Among the top officials attending the OPEC+ gathering in Vienna was Alexander Novak, Russia’s deputy prime minister. Novak has played an important role in helping the Kremlin to maintain diplomatic ties with other major oil producers, even as the United States and its Western allies have campaigned to diplomatically and economically isolate Russia after it invaded Ukraine.
The cartel’s decision also deals a symbolic blow to US efforts to strip Russia of tens of billions of dollars in oil revenue — a crucial lifeline for the country’s struggling economy — after the West accused the Kremlin of weaponising its energy supplies for geopolitical leverage.
If it’s a symbolic blow to Western efforts against Russia, the practical impact of the production cuts for Moscow could be negligible, Reed said. “They only formalise on paper the barrels Russia has already lost because of sanctions. Beyond that, they do little to protect Russia’s market share, since its customer base has shrunk so dramatically this year. It’s silly to frame this decision as a Saudi favor to Russia.
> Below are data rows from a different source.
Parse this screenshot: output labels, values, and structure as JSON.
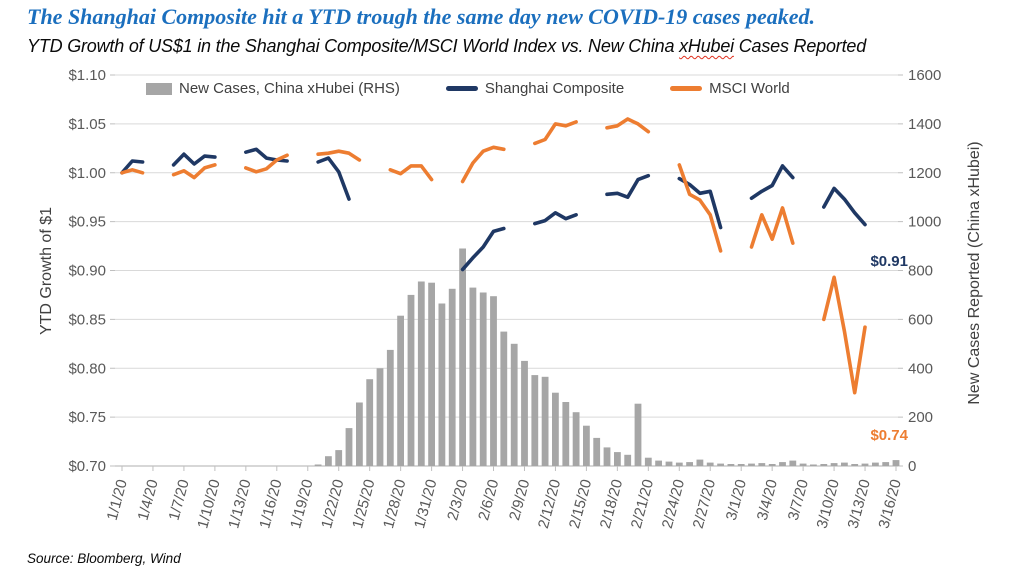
{
  "header": {
    "title": "The Shanghai Composite hit a YTD trough the same day new COVID-19 cases peaked.",
    "subtitle_pre": "YTD Growth of US$1 in the Shanghai Composite/MSCI World Index vs. New China ",
    "subtitle_highlight": "xHubei",
    "subtitle_post": " Cases Reported"
  },
  "legend": {
    "items": [
      {
        "label": "New Cases, China xHubei (RHS)",
        "type": "bar",
        "color": "#A6A6A6"
      },
      {
        "label": "Shanghai Composite",
        "type": "line",
        "color": "#1F3864"
      },
      {
        "label": "MSCI World",
        "type": "line",
        "color": "#ED7D31"
      }
    ]
  },
  "annotations": {
    "shanghai_end": {
      "text": "$0.91",
      "color": "#1F3864"
    },
    "msci_end": {
      "text": "$0.74",
      "color": "#ED7D31"
    }
  },
  "source": "Source: Bloomberg, Wind",
  "colors": {
    "title_blue": "#1B6FBE",
    "grid": "#D9D9D9",
    "axis_line": "#BFBFBF",
    "tick_text": "#595959"
  },
  "chart_data": {
    "type": "combo",
    "title": "YTD Growth of US$1 in the Shanghai Composite/MSCI World Index vs. New China xHubei Cases Reported",
    "grid": true,
    "legend_position": "top",
    "left_axis": {
      "label": "YTD Growth of $1",
      "min": 0.7,
      "max": 1.1,
      "ticks": [
        "$1.10",
        "$1.05",
        "$1.00",
        "$0.95",
        "$0.90",
        "$0.85",
        "$0.80",
        "$0.75",
        "$0.70"
      ]
    },
    "right_axis": {
      "label": "New Cases Reported (China xHubei)",
      "min": 0,
      "max": 1600,
      "ticks": [
        "1600",
        "1400",
        "1200",
        "1000",
        "800",
        "600",
        "400",
        "200",
        "0"
      ]
    },
    "x_tick_labels": [
      "1/1/20",
      "1/4/20",
      "1/7/20",
      "1/10/20",
      "1/13/20",
      "1/16/20",
      "1/19/20",
      "1/22/20",
      "1/25/20",
      "1/28/20",
      "1/31/20",
      "2/3/20",
      "2/6/20",
      "2/9/20",
      "2/12/20",
      "2/15/20",
      "2/18/20",
      "2/21/20",
      "2/24/20",
      "2/27/20",
      "3/1/20",
      "3/4/20",
      "3/7/20",
      "3/10/20",
      "3/13/20",
      "3/16/20"
    ],
    "dates": [
      "1/1/20",
      "1/2/20",
      "1/3/20",
      "1/4/20",
      "1/5/20",
      "1/6/20",
      "1/7/20",
      "1/8/20",
      "1/9/20",
      "1/10/20",
      "1/11/20",
      "1/12/20",
      "1/13/20",
      "1/14/20",
      "1/15/20",
      "1/16/20",
      "1/17/20",
      "1/18/20",
      "1/19/20",
      "1/20/20",
      "1/21/20",
      "1/22/20",
      "1/23/20",
      "1/24/20",
      "1/25/20",
      "1/26/20",
      "1/27/20",
      "1/28/20",
      "1/29/20",
      "1/30/20",
      "1/31/20",
      "2/1/20",
      "2/2/20",
      "2/3/20",
      "2/4/20",
      "2/5/20",
      "2/6/20",
      "2/7/20",
      "2/8/20",
      "2/9/20",
      "2/10/20",
      "2/11/20",
      "2/12/20",
      "2/13/20",
      "2/14/20",
      "2/15/20",
      "2/16/20",
      "2/17/20",
      "2/18/20",
      "2/19/20",
      "2/20/20",
      "2/21/20",
      "2/22/20",
      "2/23/20",
      "2/24/20",
      "2/25/20",
      "2/26/20",
      "2/27/20",
      "2/28/20",
      "2/29/20",
      "3/1/20",
      "3/2/20",
      "3/3/20",
      "3/4/20",
      "3/5/20",
      "3/6/20",
      "3/7/20",
      "3/8/20",
      "3/9/20",
      "3/10/20",
      "3/11/20",
      "3/12/20",
      "3/13/20",
      "3/14/20",
      "3/15/20",
      "3/16/20"
    ],
    "series": [
      {
        "name": "New Cases, China xHubei (RHS)",
        "type": "bar",
        "axis": "right",
        "color": "#A6A6A6",
        "values": [
          0,
          0,
          0,
          0,
          0,
          0,
          0,
          0,
          0,
          0,
          0,
          0,
          0,
          0,
          0,
          0,
          0,
          0,
          0,
          6,
          40,
          65,
          155,
          260,
          355,
          400,
          475,
          615,
          700,
          755,
          750,
          665,
          725,
          890,
          730,
          710,
          695,
          550,
          500,
          430,
          372,
          365,
          300,
          262,
          220,
          165,
          115,
          76,
          57,
          46,
          255,
          34,
          22,
          18,
          14,
          16,
          26,
          14,
          10,
          8,
          8,
          10,
          12,
          8,
          16,
          22,
          10,
          6,
          8,
          12,
          14,
          8,
          10,
          14,
          16,
          24
        ]
      },
      {
        "name": "Shanghai Composite",
        "type": "line",
        "axis": "left",
        "color": "#1F3864",
        "values": [
          1.0,
          1.012,
          1.011,
          null,
          null,
          1.008,
          1.019,
          1.009,
          1.017,
          1.016,
          null,
          null,
          1.021,
          1.024,
          1.015,
          1.013,
          1.012,
          null,
          null,
          1.011,
          1.015,
          1.001,
          0.973,
          null,
          null,
          null,
          null,
          null,
          null,
          null,
          null,
          null,
          null,
          0.901,
          0.913,
          0.924,
          0.94,
          0.943,
          null,
          null,
          0.948,
          0.951,
          0.959,
          0.953,
          0.957,
          null,
          null,
          0.978,
          0.979,
          0.975,
          0.993,
          0.997,
          null,
          null,
          0.994,
          0.988,
          0.979,
          0.981,
          0.944,
          null,
          null,
          0.974,
          0.981,
          0.987,
          1.007,
          0.995,
          null,
          null,
          0.965,
          0.984,
          0.973,
          0.959,
          0.947,
          null,
          null,
          0.915
        ]
      },
      {
        "name": "MSCI World",
        "type": "line",
        "axis": "left",
        "color": "#ED7D31",
        "values": [
          1.0,
          1.003,
          1.0,
          null,
          null,
          0.998,
          1.002,
          0.995,
          1.005,
          1.008,
          null,
          null,
          1.005,
          1.001,
          1.004,
          1.013,
          1.018,
          null,
          null,
          1.019,
          1.02,
          1.022,
          1.02,
          1.013,
          null,
          null,
          1.003,
          0.999,
          1.007,
          1.007,
          0.993,
          null,
          null,
          0.991,
          1.01,
          1.022,
          1.026,
          1.024,
          null,
          null,
          1.03,
          1.034,
          1.05,
          1.048,
          1.052,
          null,
          null,
          1.046,
          1.048,
          1.055,
          1.05,
          1.042,
          null,
          null,
          1.008,
          0.978,
          0.972,
          0.957,
          0.92,
          null,
          null,
          0.924,
          0.957,
          0.932,
          0.964,
          0.928,
          null,
          null,
          0.85,
          0.893,
          0.838,
          0.775,
          0.842,
          null,
          null,
          0.74
        ]
      }
    ]
  }
}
This is about the bigger picture and a teetering global economy,” he added.
As Russia tightened its energy chokehold on Europe in recent months, natural gas prices shot through the roof, pitching Europe and much of the world into a grave energy crisis that has fueled unrest and forced governments to declare emergency interventions in order to stabilise markets.
With emerging market economies already struggling to cope with soaring energy prices and costs of living, the White House and experts warned that OPEC’s move will have a particularly harsh effect on nations that are hostage to global oil prices.
“Rising energy prices always have a nastier impact on the developing world, sadly,” Gross said. “And in the atmosphere we have right now, with a rising dollar, which makes those prices even relatively higher, no question this is particularly hard on the global south.”